PENERAPAN DEEP LEARNING DENGAN ATTENTION MECHANISM PADA PERAMALAN TRAFIK JARINGAN UNTUK MANAJEMEN QoS ADAPTIF
Application of Deep Learning with Attention Mechanism on Network Traffic Forecasting for Adaptive QoS Management
Abstract
Static Quality of Service (QoS) management in government network infrastructures often fails to dynamically adapt bandwidth allocation to fluctuating and non-linear traffic conditions. This study develops an adaptive QoS management system based on a Hybrid Long Short-Term Memory (LSTM)-Attention model for network traffic forecasting at the Communication and Information Technology Office (Diskominfo) of Lombok Barat Regency, serving approximately 200 Regional Government Organization (OPD) users with 700 Mbps dedicated 1:1 ISP capacity. A dataset of 43,488 data points was collected from the WAN interface of a MikroTik Router via RouterOS API during January–May 2026 at 5-minute intervals. The preprocessing pipeline included Z-Score outlier detection with capping, Min-Max Scaling normalization, and Sliding Window transformation (timestep = 60). The model architecture consists of two stacked LSTM layers (128 and 64 units) and one custom Attention Layer, totaling 122,241 trainable parameters, with a sequential 70/15/15 train-validation-test split. Evaluation on the testing set (May 2026) yielded RMSE of 43.66 Mbps and MAE of 27.96 Mbps for download traffic (RX), and RMSE of 30.72 Mbps and MAE of 19.66 Mbps for upload traffic (TX). MAPE values of 19.64% (RX) and 17.95% (TX) fall in the "Good" category.
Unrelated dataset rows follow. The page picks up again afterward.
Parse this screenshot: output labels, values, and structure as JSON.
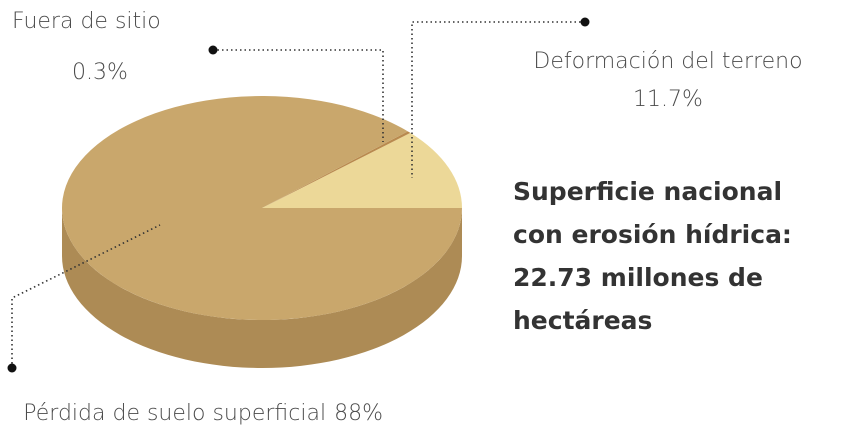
{
  "chart_data": {
    "type": "pie",
    "categories": [
      "Deformación del terreno",
      "Fuera de sitio",
      "Pérdida de suelo superficial"
    ],
    "values": [
      11.7,
      0.3,
      88
    ],
    "value_labels": [
      "11.7%",
      "0.3%",
      "88%"
    ],
    "colors": [
      "#ecd898",
      "#b98a4e",
      "#c9a76c"
    ],
    "annotation": [
      "Superficie nacional",
      "con erosión hídrica:",
      "22.73 millones de",
      "hectáreas"
    ]
  }
}
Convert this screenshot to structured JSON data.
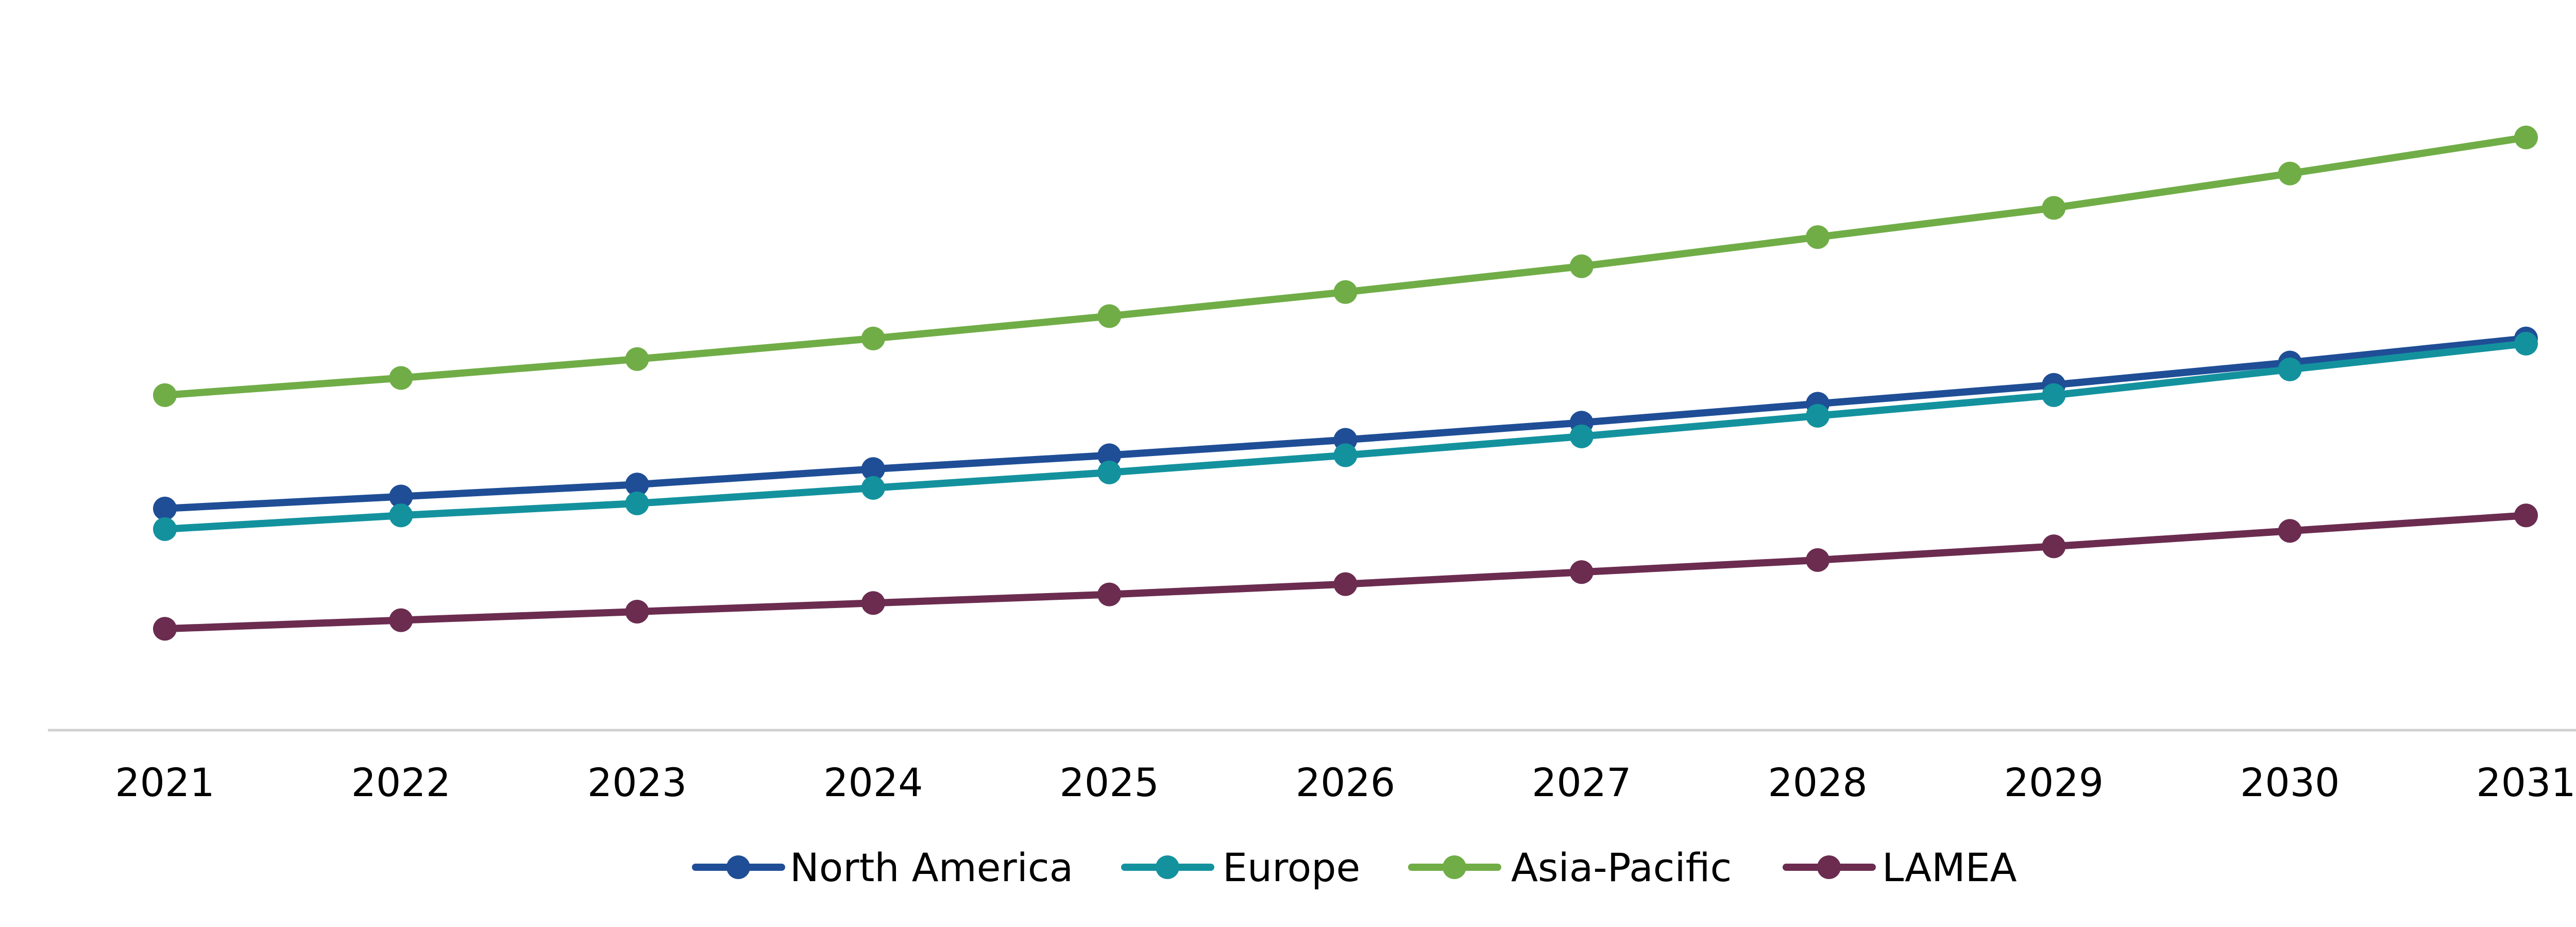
{
  "chart_data": {
    "type": "line",
    "title": "",
    "xlabel": "",
    "ylabel": "",
    "categories": [
      "2021",
      "2022",
      "2023",
      "2024",
      "2025",
      "2026",
      "2027",
      "2028",
      "2029",
      "2030",
      "2031"
    ],
    "ylim": [
      0,
      425
    ],
    "y_axis_visible": false,
    "grid": false,
    "legend_placement": "bottom",
    "series": [
      {
        "name": "North America",
        "color": "#1f4e96",
        "values": [
          129,
          136,
          143,
          152,
          160,
          169,
          179,
          190,
          201,
          214,
          228
        ]
      },
      {
        "name": "Europe",
        "color": "#13929e",
        "values": [
          117,
          125,
          132,
          141,
          150,
          160,
          171,
          183,
          195,
          210,
          225
        ]
      },
      {
        "name": "Asia-Pacific",
        "color": "#70ad47",
        "values": [
          195,
          205,
          216,
          228,
          241,
          255,
          270,
          287,
          304,
          324,
          345
        ]
      },
      {
        "name": "LAMEA",
        "color": "#6b2c50",
        "values": [
          59,
          64,
          69,
          74,
          79,
          85,
          92,
          99,
          107,
          116,
          125
        ]
      }
    ]
  }
}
The model outperformed the ARIMA baseline on three of four evaluation metrics, with RMSE improvement of 16.7% and MAE improvement of 28.8%, while MAPE was marginally higher (+1.00 point) than ARIMA, a nuance attributable to the differing sensitivity of scale-dependent versus percentage-based metrics; an ablation study further confirmed the Attention layer's contribution is asymmetric, consistently improving accuracy on upload (TX) traffic and substantially reducing training variance on both signals (62.5-83.1% lower standard deviation across seeds) at a marginal parameter cost (+3.5%). Integration with MikroTik Queue Tree via RouterOS API successfully executed 603 automated adaptive cycles, achieving 26.7% throughput increase, 37.0% delay reduction, 59.3% packet loss reduction, and 49.6% jitter reduction compared to conventional static QoS management.